Интересно, что картина отчуждения, созданная в фильмах обоих режиссёров, – не приём, а данность. Зрителю представлен целостный мир, который словно не знает изменений – это выражается и на уровне пунктирного или эллиптического нарратива, и в беспричинных (или воспринимаемых такими) поступках персонажей фильма. С помощью выбранной дистанции, с определённым отношением у Гранриё и Дюмона получается ничто иное, как представление человека.
 
8.
Тёмный и тусклый мир Гранриё является обратной стороной прозрачного, вываренного в соли мира Дюмона. Неверный фокус с малой глубиной резкости versus пространство, проработанное фокусом «на бесконечность». Гетерогенная фактура против гомогенной. Кардинально отличающийся подход с одинаковым результатом – максимальным отчуждением от персонажей, к которым, как казалось в процессе просмотра, можно всё же относиться более близко, понимающе, сочувствующе.
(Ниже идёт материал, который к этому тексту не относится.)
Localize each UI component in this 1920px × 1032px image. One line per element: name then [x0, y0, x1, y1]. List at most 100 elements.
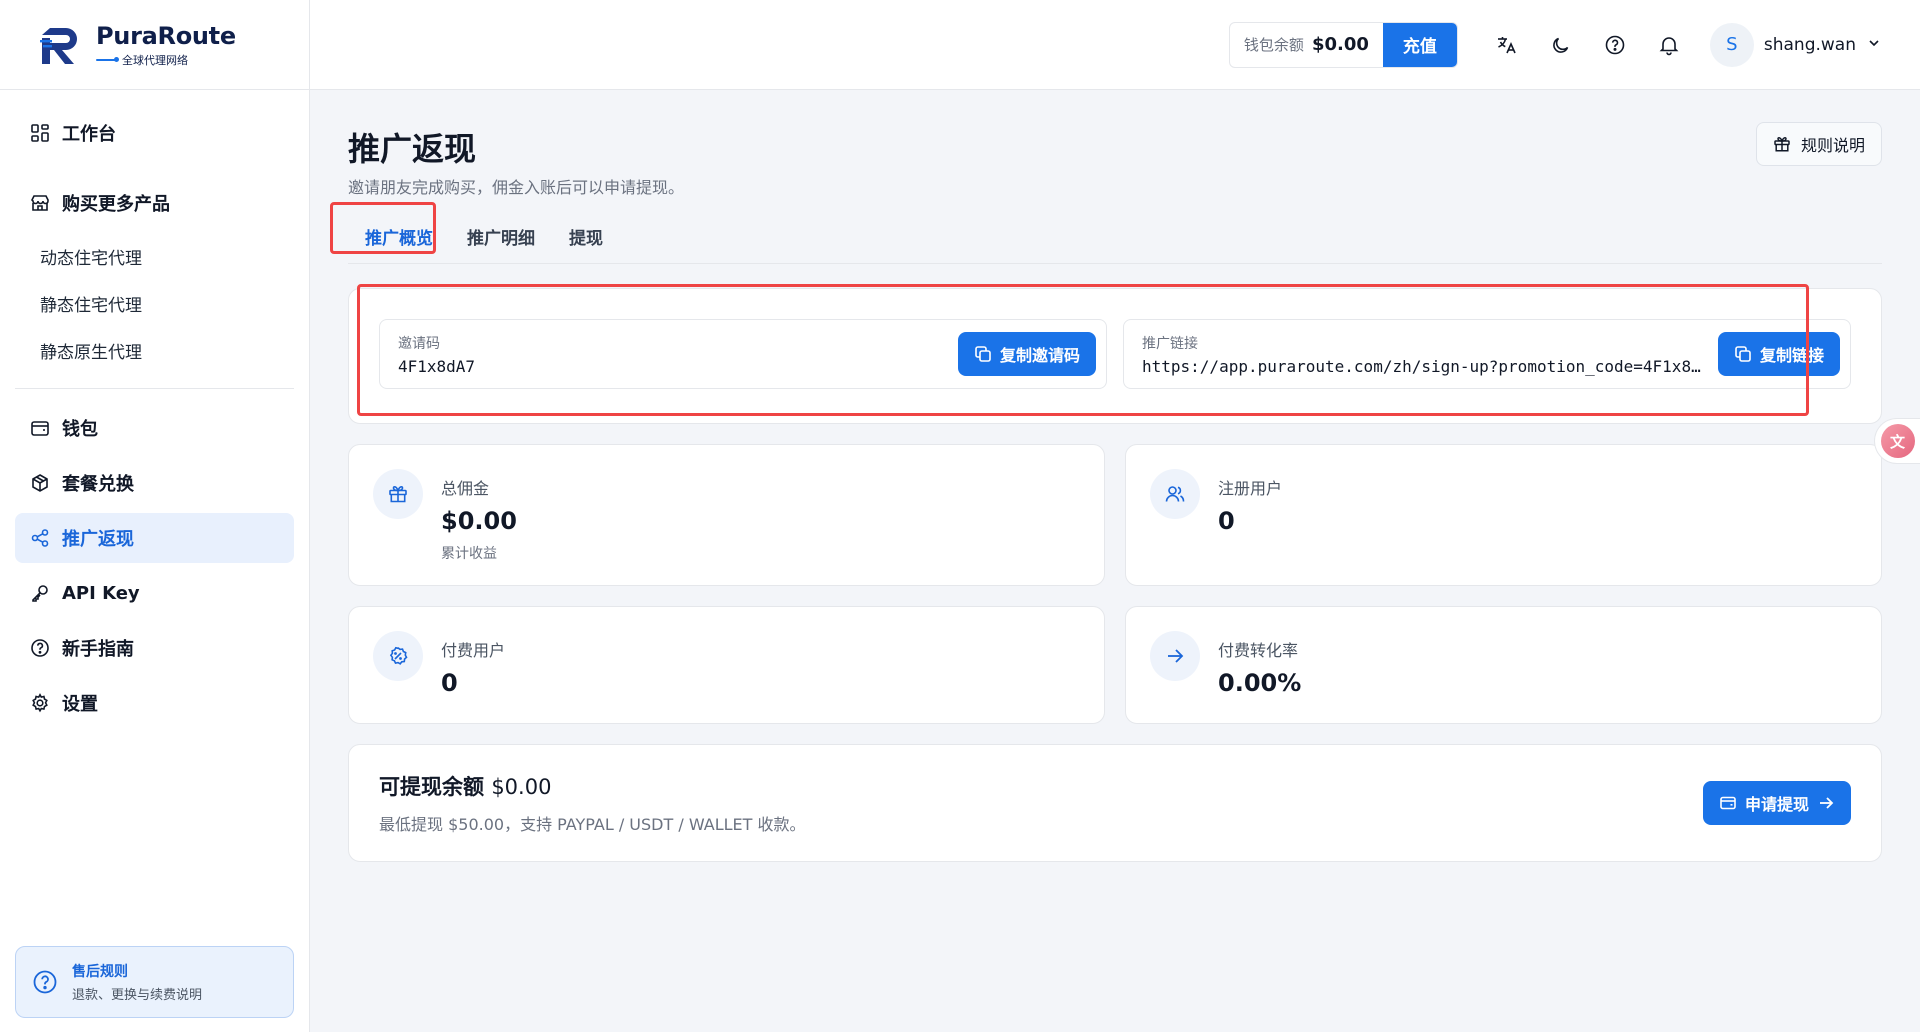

Итак, возможность сличить, сравнить себя с персонажем устранена, но ресурс зрительского самоотождествления не исчерпан. И он успешно истрачивается на отождествление с визуальным пространством фильма: пейзажами, движениями, позами, деревьями, болотами, пустыней, озером. Так как напряжение этого процесса весьма сильно, то оно трансформируется в восприятие – прикосновения у Гранриё и взгляда у Дюмона. Однако не следует забывать и о запахе – этом фантоме кинематографа, который зритель возвращает фильму из личных запасников перцепции. Свежесть снега, сырой запах дерева, папирусный аромат болота, пыльность земли, живость тела, ржавчина крови. И здесь, на самой вершине восприятия, подключается и другой фантом – вкус.
 
9.
Это замечательно, что фильмы Гранриё и Дюмона – зеркала, которые ничего не отражают. Зритель не может увидеть в них себя, совпасть со своим отражением, посочувствовать ему, а это означает, что зритель ещё не научился жить насилием, и оно не является движущей силой его жизни.
Зритель взбудоражен и растерян – и это тоже замечательно. Это означет, что сингулярные фильмы неконвенциональных режиссёров не стали регулярностью и конвенцией.
Зрители ещё не превратились в персонажей этих фильмов, и остаётся слабая надежда, что, вглядываясь в слепое зеркало, не превратятся никогда.